The six-dimensional rubric is weighted 30/15/15/15/15/10. The design principle is that correctness is necessary but not sufficient — so Correctness gets the largest single weight (30), but the combined weight of "execution quality under adversity" dimensions (Completeness + Robustness + Efficiency + Data Quality = 60) exceeds Correctness. This forces scoring to reward agents that do the job right, not just return something plausible. Observability at 10 is intentionally lower than the execution dimensions: it's an audit requirement rather than a core task, but it's not zero because an un-auditable pipeline is not a production-ready pipeline.
| Benchmark | Adversarial faults in env | Within-episode non-stationarity | Multi-dim execution scoring | Budget constraints |
|---|---|---|---|---|
| ToolBench (Qin et al., 2023) | — | — | — | — |
| τ-bench (Sierra / Anthropic) | partial (policy violations) | — | ✓ (pass@k on policies) | — |
| BFCL (Berkeley) | — | — | — | — |
| API-Bank | — | — | — | — |
| ComtradeBench | ✓ (429/500/drift/dupes/totals) | ✓ (T9) | ✓ (6 dimensions) | ✓ (T10) |
Closest relative is τ-bench — it also scores beyond "did the final answer match" and injects policy-level adversarial conditions. ComtradeBench's unique combination is environment-level fault injection + within-episode escalation (T9) + budget-aware rollouts (T10). The adversarial bits are not in the prompts or the labels — they are in the environment, so an agent cannot route around them by rephrasing.
These are the specific things this release does not yet do:
- Frontier saturation at the ceiling. Kimi-128k and Claude Sonnet 4.6 produce numerically identical per-task scores across all 10 tasks (97.5 avg each). ComtradeBench today measures execution reliability well but does not fine-rank two execution-optimised frontier models against each other. A harder T9 variant with steeper mid-episode escalation, plus additional tasks T11+ targeting frontier-model behaviours, would reopen cross-frontier discrimination.

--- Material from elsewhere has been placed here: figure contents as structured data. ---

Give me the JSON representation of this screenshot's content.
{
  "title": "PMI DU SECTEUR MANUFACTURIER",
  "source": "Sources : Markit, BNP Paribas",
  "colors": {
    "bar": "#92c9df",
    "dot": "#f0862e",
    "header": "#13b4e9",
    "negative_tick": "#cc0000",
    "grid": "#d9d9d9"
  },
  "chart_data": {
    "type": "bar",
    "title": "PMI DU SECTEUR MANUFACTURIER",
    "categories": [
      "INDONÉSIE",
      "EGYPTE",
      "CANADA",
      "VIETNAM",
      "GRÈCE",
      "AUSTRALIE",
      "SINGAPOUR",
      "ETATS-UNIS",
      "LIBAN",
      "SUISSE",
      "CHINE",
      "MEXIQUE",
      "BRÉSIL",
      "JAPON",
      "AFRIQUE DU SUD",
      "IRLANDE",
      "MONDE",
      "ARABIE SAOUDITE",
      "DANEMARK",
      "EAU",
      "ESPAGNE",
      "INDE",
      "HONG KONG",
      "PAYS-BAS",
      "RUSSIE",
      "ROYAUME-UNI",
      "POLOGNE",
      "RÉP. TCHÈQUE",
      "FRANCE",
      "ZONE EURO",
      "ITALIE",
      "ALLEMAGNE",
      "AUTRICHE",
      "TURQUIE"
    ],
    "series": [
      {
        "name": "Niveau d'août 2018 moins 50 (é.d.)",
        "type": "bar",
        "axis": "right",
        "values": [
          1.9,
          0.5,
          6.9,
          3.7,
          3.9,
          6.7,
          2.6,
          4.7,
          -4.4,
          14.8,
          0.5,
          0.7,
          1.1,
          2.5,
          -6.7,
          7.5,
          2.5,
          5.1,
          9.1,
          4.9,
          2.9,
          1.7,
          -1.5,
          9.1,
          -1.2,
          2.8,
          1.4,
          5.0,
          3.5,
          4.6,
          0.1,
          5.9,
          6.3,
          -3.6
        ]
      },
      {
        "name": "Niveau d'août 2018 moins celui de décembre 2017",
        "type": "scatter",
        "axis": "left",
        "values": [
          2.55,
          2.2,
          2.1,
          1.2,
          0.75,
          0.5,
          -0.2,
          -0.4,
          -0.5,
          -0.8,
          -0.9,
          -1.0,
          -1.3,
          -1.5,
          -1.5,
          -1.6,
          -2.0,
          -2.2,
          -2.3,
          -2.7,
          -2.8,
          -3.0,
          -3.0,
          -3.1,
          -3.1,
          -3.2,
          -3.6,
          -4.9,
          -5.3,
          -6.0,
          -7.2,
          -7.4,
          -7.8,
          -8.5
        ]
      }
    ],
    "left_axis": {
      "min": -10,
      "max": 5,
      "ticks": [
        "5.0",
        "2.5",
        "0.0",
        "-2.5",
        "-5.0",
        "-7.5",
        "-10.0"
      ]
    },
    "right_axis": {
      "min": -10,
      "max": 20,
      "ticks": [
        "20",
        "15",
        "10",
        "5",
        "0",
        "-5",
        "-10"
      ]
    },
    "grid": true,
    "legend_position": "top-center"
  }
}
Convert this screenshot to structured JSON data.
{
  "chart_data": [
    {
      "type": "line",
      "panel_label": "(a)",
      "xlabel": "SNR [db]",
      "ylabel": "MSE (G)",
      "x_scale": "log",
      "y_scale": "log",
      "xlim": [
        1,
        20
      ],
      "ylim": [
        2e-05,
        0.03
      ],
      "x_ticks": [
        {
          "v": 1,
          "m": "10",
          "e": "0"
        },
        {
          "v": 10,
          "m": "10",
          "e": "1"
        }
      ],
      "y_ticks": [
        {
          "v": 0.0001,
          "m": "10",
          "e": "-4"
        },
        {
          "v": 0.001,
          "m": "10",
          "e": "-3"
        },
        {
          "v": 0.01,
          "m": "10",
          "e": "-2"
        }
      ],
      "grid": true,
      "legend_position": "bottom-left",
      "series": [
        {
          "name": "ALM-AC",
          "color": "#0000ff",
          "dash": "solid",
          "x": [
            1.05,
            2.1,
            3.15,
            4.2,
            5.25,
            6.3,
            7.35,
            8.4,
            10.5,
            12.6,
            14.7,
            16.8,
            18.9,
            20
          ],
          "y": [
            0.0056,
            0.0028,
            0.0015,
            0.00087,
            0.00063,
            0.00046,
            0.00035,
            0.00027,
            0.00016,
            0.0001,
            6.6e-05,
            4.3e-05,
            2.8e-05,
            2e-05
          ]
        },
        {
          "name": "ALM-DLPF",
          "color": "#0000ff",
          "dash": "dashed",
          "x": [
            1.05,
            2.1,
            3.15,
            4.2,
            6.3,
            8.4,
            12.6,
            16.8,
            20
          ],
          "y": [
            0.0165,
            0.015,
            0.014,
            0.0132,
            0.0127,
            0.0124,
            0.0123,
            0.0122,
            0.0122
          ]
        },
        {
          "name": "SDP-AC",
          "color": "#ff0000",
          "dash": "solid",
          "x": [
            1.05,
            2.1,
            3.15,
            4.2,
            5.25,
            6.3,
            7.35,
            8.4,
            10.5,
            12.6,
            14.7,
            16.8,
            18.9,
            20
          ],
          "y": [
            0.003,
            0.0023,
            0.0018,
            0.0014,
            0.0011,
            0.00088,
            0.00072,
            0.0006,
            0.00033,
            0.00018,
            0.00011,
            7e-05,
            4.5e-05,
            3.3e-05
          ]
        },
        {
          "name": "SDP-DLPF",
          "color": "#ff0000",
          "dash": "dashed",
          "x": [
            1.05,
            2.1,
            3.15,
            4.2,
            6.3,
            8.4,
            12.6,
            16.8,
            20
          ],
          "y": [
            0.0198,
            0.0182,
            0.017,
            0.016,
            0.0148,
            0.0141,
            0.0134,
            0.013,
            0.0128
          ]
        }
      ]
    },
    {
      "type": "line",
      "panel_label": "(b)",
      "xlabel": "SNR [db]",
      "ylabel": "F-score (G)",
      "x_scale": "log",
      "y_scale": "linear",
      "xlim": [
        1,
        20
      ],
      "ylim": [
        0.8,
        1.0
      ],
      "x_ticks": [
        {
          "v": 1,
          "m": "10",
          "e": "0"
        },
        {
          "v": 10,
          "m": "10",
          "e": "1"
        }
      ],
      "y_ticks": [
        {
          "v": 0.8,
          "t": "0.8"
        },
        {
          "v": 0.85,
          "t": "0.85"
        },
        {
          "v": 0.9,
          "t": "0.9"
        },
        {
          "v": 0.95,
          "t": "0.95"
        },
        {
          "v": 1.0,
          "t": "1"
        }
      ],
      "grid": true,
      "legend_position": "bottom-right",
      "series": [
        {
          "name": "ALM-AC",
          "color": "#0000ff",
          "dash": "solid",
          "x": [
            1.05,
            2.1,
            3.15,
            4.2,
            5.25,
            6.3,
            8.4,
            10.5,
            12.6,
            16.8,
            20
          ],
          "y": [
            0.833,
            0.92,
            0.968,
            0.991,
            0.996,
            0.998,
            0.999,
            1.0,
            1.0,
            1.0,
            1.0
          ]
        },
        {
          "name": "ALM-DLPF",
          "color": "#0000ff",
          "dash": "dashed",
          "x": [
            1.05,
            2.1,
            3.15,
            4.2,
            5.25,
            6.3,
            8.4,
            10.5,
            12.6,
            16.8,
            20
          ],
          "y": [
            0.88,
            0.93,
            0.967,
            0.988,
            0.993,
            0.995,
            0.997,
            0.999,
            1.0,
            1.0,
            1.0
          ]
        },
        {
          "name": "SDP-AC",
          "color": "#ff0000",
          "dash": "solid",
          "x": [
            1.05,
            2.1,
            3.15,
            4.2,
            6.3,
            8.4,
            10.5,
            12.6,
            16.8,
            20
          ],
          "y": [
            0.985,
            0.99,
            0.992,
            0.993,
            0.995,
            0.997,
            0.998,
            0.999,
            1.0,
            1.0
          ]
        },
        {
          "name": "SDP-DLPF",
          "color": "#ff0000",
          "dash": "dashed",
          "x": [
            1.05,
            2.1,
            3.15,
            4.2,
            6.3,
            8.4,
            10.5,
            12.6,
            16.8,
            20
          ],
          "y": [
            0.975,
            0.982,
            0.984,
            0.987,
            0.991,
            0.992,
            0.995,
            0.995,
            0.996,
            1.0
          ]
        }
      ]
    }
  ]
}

- Sub-frontier reliability is noisy, not uniform. Llama 3.3 70B on T9 is bimodal: same seed
produced 18.7 on the original run and 97.5 on the multi-seed re-run, and three of five seeds
hit Groq daily token-limit 429s rather than model failures. The correct statement is Llama
is high-variance on T9, not Llama uniformly collapses. Multi-seed evidence in
multiseed_llama_t9_summary.json. - T4/T5 Robustness ceiling at 12/15 is a rubric string-matching artifact. Reading
server/judge.pyL293-336, the +3 bonus on rate-limit tasks requires the literal keyword"exponential"or"backoff"inrun.log; on server-error tasks it requires"max"or"limit". The retry logic itself is correct; the ceiling is a rubric artifact, not a model capability gap. Future work is to broaden the keyword set or move to a semantic check. - Five LLMs evaluated. Kimi Moonshot V1-128k, Claude Sonnet 4.6, GPT-5, Llama 3.3 70B, and Qwen2.5-7B-Instruct (open-source, zero-shot). Adding Gemini, Qwen2.5-72B, and DeepSeek would broaden the cross-model story further, though the current data already exposes four independent discriminative findings (execution-vs-reasoning at the frontier, saturation at the ceiling, reliability at the sub-frontier, open-source parity with closed frontier).
- Single-seed evaluation for most LLMs. Kimi and Llama have multi-seed data on T9
(
multiseed_*_summary.json). Claude, GPT-5, Qwen2.5-7B, and all other tasks use seed=42 only. Expanding multi-seed coverage is future work. - GRPO training stability engineering is future work. The 3B + LoRA collapse at iter 15 is a diagnosable instability: adaptive KL penalty, stricter trust-region clipping, or early-stop on reward-variance collapse would likely stabilise the learning window past iter 14. We did not perform this hyperparameter engineering in the submission window.
- Benchmark comparison is qualitative. The feature matrix vs τ-bench / BFCL / ToolBench is qualitative. We have not yet run the same Kimi agent across all four benchmarks to produce a quantitative cross-benchmark anchor.
Environment code follows the OpenEnv BSD-style license. Agent training code is provided as-is for the AgentBeats competition.